Understanding of distributed cache consistency hash algorithm

Source: Internet
Author: User

Today I read a large Network technology architecture This section of the Soviet distributed cache consistency hash algorithm, for large-scale distributed systems, the cache in the system is necessary, distributed cluster environment, the need to add cache nodes, so that the cache server needs to protect the cache hit rate, There are a lot of demands:

Using the common method, the key value is hashed and the number of distributed cache machines is taken as an example of cluster 3 distributed cache:

For the data to take hash value and then to 3 of its residual, the remainder of 0 into node 0, the remaining bit 1 into the Node1, the remainder of 2 into the node2.

If you add a node to the 4, the portion of Node0, part of Node1, part of Node2, is split into Node3, and a hit rate of 75% appears.

If 2 nodes are added, then 5 is taken, and only 3/5 of the machines are hit.

The design of a common method will result in a higher number of nodes added to your node, resulting in a lower hit rate resulting in greater operational stress on the database.

  

Using a consistent hash algorithm:

Construct an integer ring of 0~2^32, and then place the name of the node, such as Node0, in a hash value to distribute it on the store,

Then compare the key value to the hash value:

Example: Node0 hash value is 432323232;node1 hash value is 879798098, if the hash value of Key1 is 559798098, then it is greater than node0 Hashi value, then clockwise rotation, When Node1 is found, it is stored in the cache in Node1.

After expansion, turn three into 4

Inserting a node3 in Node2 and node0 results in two halves of the data originally stored in Node1 in Node2 to Node1, node2-node3 in Node3, Node3 and Node1 stored in Node1, You can see that this paragraph in Node0-node2 and Node0-node1 has not changed. It's also 75% but the problem is that the Node2 and node0 load is a node2, so there's still a solution.

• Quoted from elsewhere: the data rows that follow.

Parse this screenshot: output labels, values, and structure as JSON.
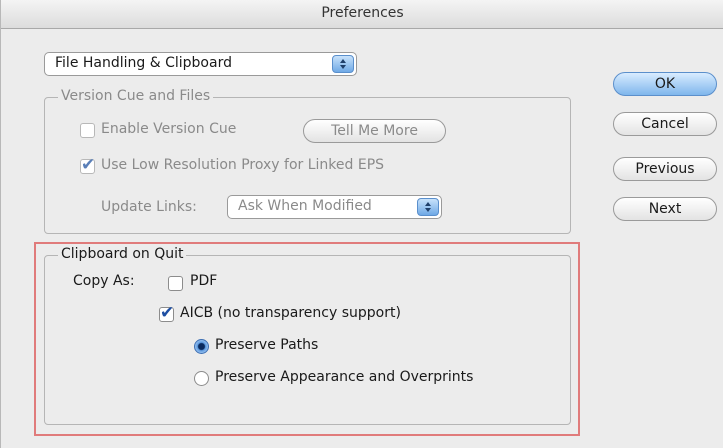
{
  "window": {
    "title": "Preferences"
  },
  "panel_selector": {
    "value": "File Handling & Clipboard"
  },
  "version_cue_group": {
    "legend": "Version Cue and Files",
    "enable_version_cue": {
      "label": "Enable Version Cue",
      "checked": false
    },
    "tell_me_more": "Tell Me More",
    "low_res_proxy": {
      "label": "Use Low Resolution Proxy for Linked EPS",
      "checked": true
    },
    "update_links_label": "Update Links:",
    "update_links_value": "Ask When Modified"
  },
  "clipboard_group": {
    "legend": "Clipboard on Quit",
    "copy_as_label": "Copy As:",
    "pdf": {
      "label": "PDF",
      "checked": false
    },
    "aicb": {
      "label": "AICB (no transparency support)",
      "checked": true
    },
    "preserve_paths": {
      "label": "Preserve Paths",
      "selected": true
    },
    "preserve_appearance": {
      "label": "Preserve Appearance and Overprints",
      "selected": false
    }
  },
  "buttons": {
    "ok": "OK",
    "cancel": "Cancel",
    "previous": "Previous",
    "next": "Next"
  },
  "colors": {
    "highlight": "#e07b7b",
    "aqua": "#6fa9e6"
  }
}
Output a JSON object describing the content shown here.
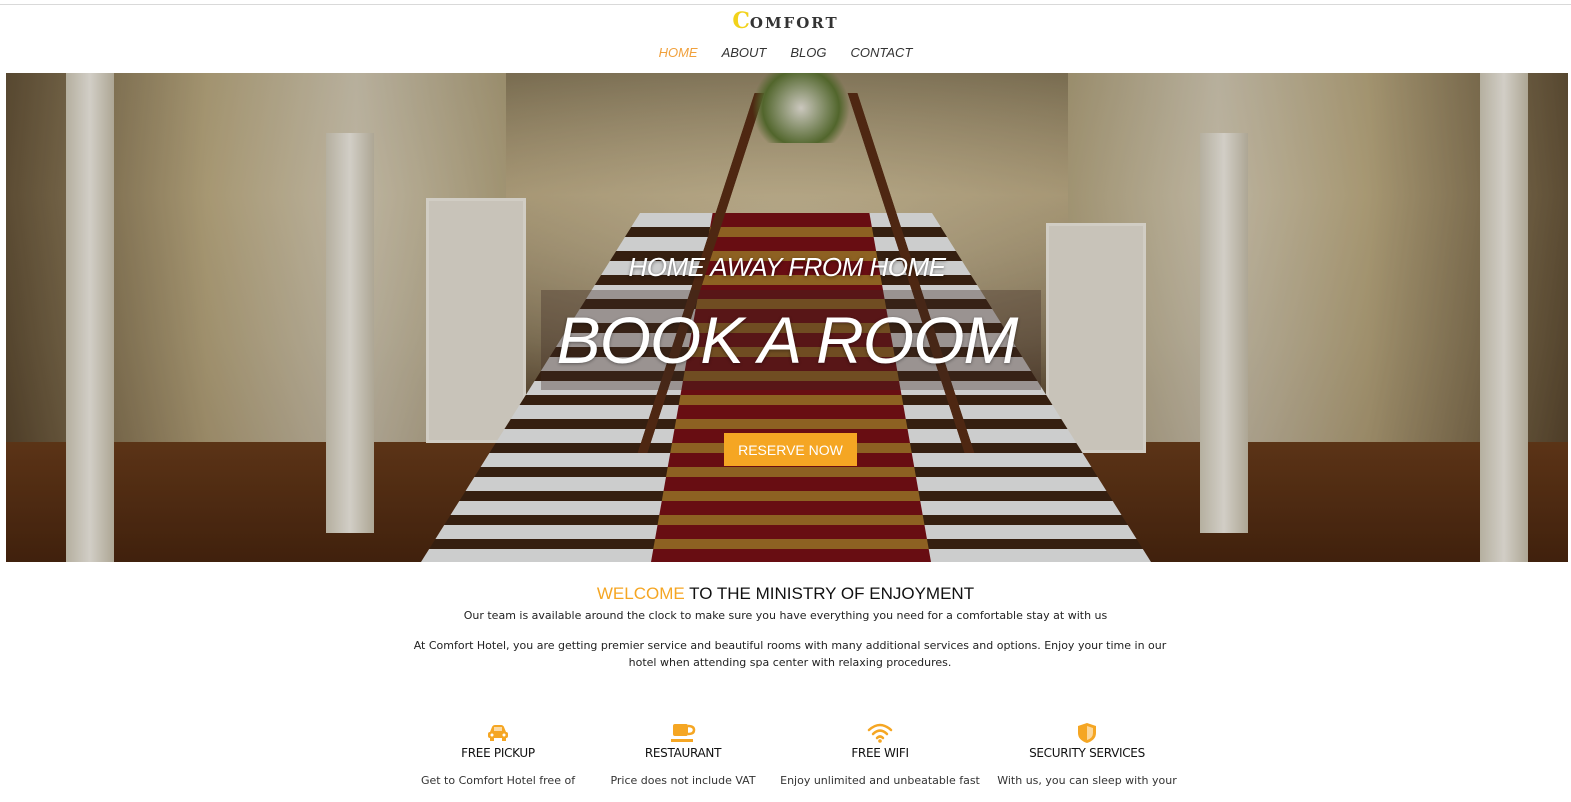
{
  "header": {
    "logo_initial": "C",
    "logo_rest": "OMFORT",
    "nav": [
      {
        "label": "HOME",
        "active": true
      },
      {
        "label": "ABOUT",
        "active": false
      },
      {
        "label": "BLOG",
        "active": false
      },
      {
        "label": "CONTACT",
        "active": false
      }
    ]
  },
  "hero": {
    "subtitle": "HOME AWAY FROM HOME",
    "title": "BOOK A ROOM",
    "button_label": "RESERVE NOW"
  },
  "welcome": {
    "title_accent": "WELCOME",
    "title_rest": " TO THE MINISTRY OF ENJOYMENT",
    "tagline": "Our team is available around the clock to make sure you have everything you need for a comfortable stay at with us",
    "about": "At Comfort Hotel, you are getting premier service and beautiful rooms with many additional services and options. Enjoy your time in our hotel when attending spa center with relaxing procedures."
  },
  "features": [
    {
      "icon": "car-icon",
      "label": "FREE PICKUP",
      "desc": "Get to Comfort Hotel free of"
    },
    {
      "icon": "coffee-cup-icon",
      "label": "RESTAURANT",
      "desc": "Price does not include VAT"
    },
    {
      "icon": "wifi-icon",
      "label": "FREE WIFI",
      "desc": "Enjoy unlimited and unbeatable fast"
    },
    {
      "icon": "shield-icon",
      "label": "SECURITY SERVICES",
      "desc": "With us, you can sleep with your"
    }
  ],
  "colors": {
    "accent": "#f5a623",
    "nav_active": "#f0a03c",
    "logo_initial": "#f2d21b"
  }
}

Reference virtual Way: A physical distributed cache server Layered n virtual machines, distributed around this ring, due to the irregularity of hash hash, he will be distributed in different areas, see, if you insert a new server again, he will be distributed in the virtual machine on the distribution of irregular on the various points, will be more evenly distributed in the various rings, so that the impact of the above problem can be solved.

  

According to the book, in practice, it is appropriate for a physical server to be virtual into 150 virtual server nodes.

Understanding of distributed cache consistency hash algorithm

Contact Us

The content source of this page is from Internet, which doesn't represent Alibaba Cloud's opinion; products and services mentioned on that page don't have any relationship with Alibaba Cloud. If the content of the page makes you feel confusing, please write us an email, we will handle the problem within 5 days after receiving your email.

If you find any instances of plagiarism from the community, please send an email to: info-contact@alibabacloud.com and provide relevant evidence. A staff member will contact you within 5 working days.

A Free Trial That Lets You Build Big!

Start building with 50+ products and up to 12 months usage for Elastic Compute Service

  • Sales Support

    1 on 1 presale consultation

  • After-Sales Support

    24/7 Technical Support 6 Free Tickets per Quarter Faster Response

  • Alibaba Cloud offers highly flexible support services tailored to meet your exact needs.